Among general populations I don’t believe many are. How many times have I been drawn to these off-the-beaten-path destinations—in which I think other people should also want to spend time—to find I am the only one there? I have lost count.
Sometimes I’ll reach a nowhere-type place and find one or two strangers also present, and can’t help but romanticize the idea that they might be my (long sought after) mirror. Something within them must be the same something within me that brought us both here at the same time? The most rational sliver of my brain registers this as coincidence, yet I continue to agnostically follow magnets that push and pull and lead me to see signs when, in retrospect, there were none.
Don’t we all want to live this way? Isn’t seeing signs the same as having hope, and isn’t hope the most valuable possession of all?

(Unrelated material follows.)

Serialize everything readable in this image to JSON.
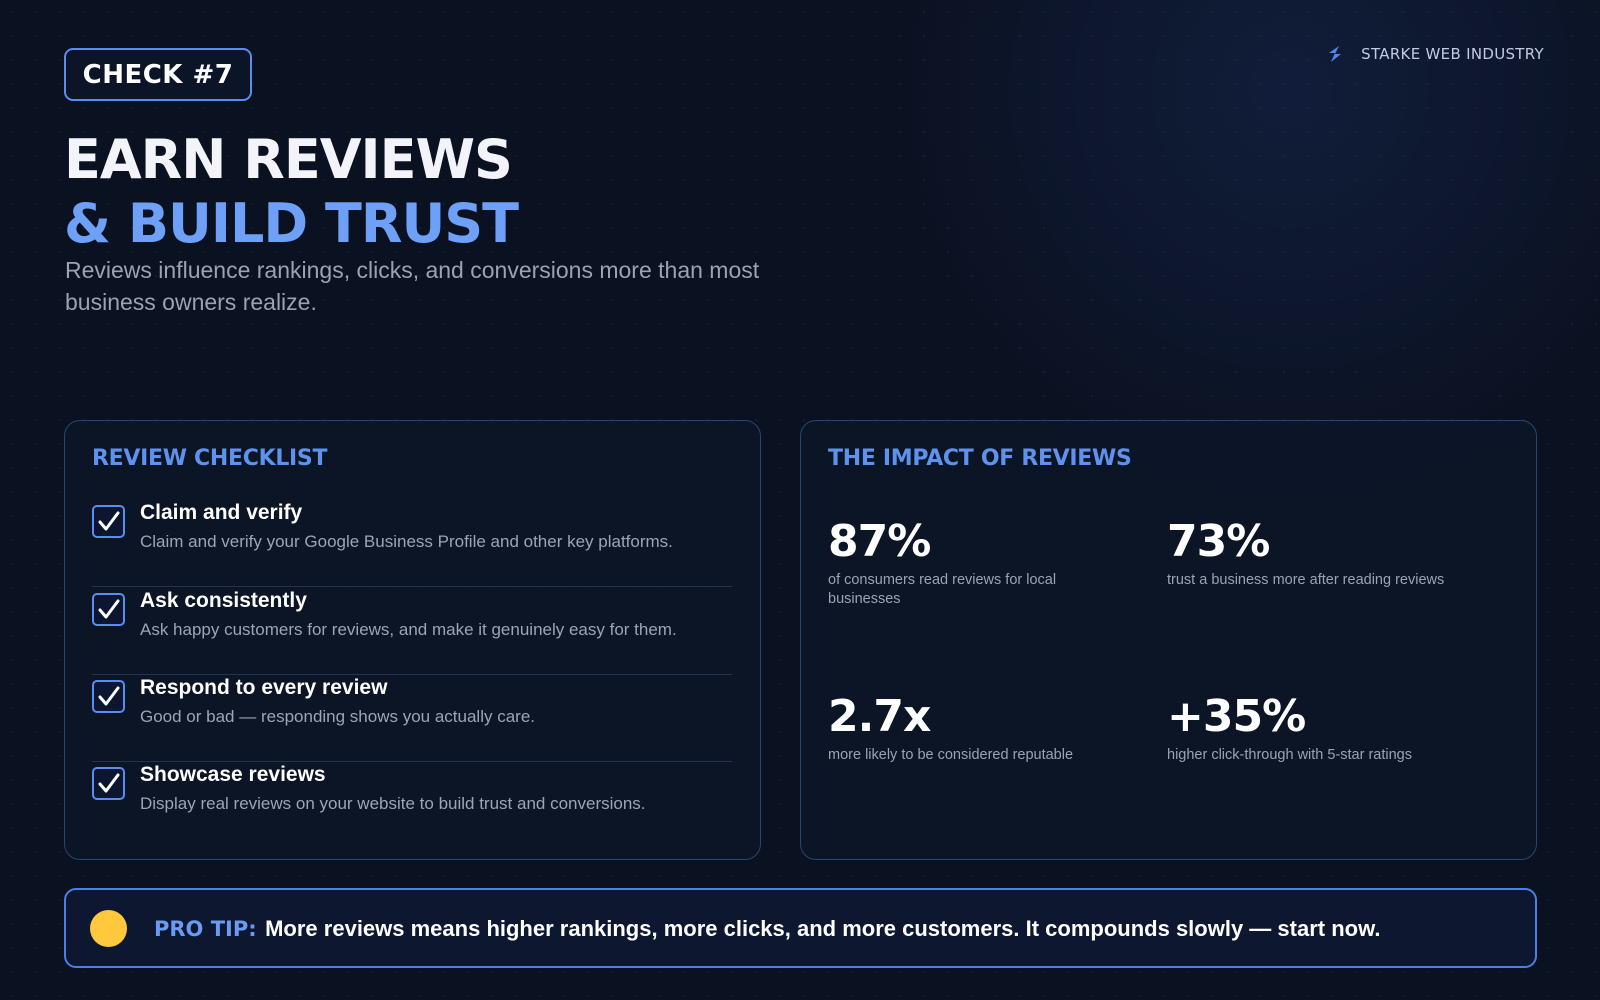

Often, I hold to the idea that someone is out there, like me, standing on an empty shore or the side of a mountain or driving a little nothing of a country road, half stuck inside their memories and half wondering if another human is doing the same thing they are and thinking the same thoughts that they are thinking at that very moment.
If so: I have been missing you, without having had you, all this time.
(first written September 8, 2018)
Open Road Therapy
In the book Roads by Larry McMurtry (author of Lonesome Dove), he writes:
“Being alone in the car is to be protected for a time from the pressures of day-to-day life; it’s like being in one’s own time machine, in which the mind can rove ahead to the future or scan the past.”
While this quote might best apply to road-trippers, I also find McMurtry’s sentiment to apply to everyday driving – to and from work, to the grocery and so on. There is something therapeutic about the way being alone in a car temporarily turns off the socially-constructed spotlight we constantly perform in. We become fleetingly able to experience our own internal dialogue, our own humanity, without interruption. I would even guess that most of us are more similar to each other during these moments of aloneness than we are when we’re back in the spotlight.
Five years back, during 52 almost-consecutive days on the road, I split my time evenly between the deserts and forests of the American West and British Columbia. Enough time in either environment can cause the mind to wander, and I wonder about the contemplative thoughts such empty stretches of road have incubated for others? I find answers, often questions, occasional forgiveness and by the end of the day a tiredness that folds me into bed and allows me to give in to life as it is, and to myself as I am. After a day of driving the mind does not ask why nor how nor am I enough. It evaluates when energy exists to be burned.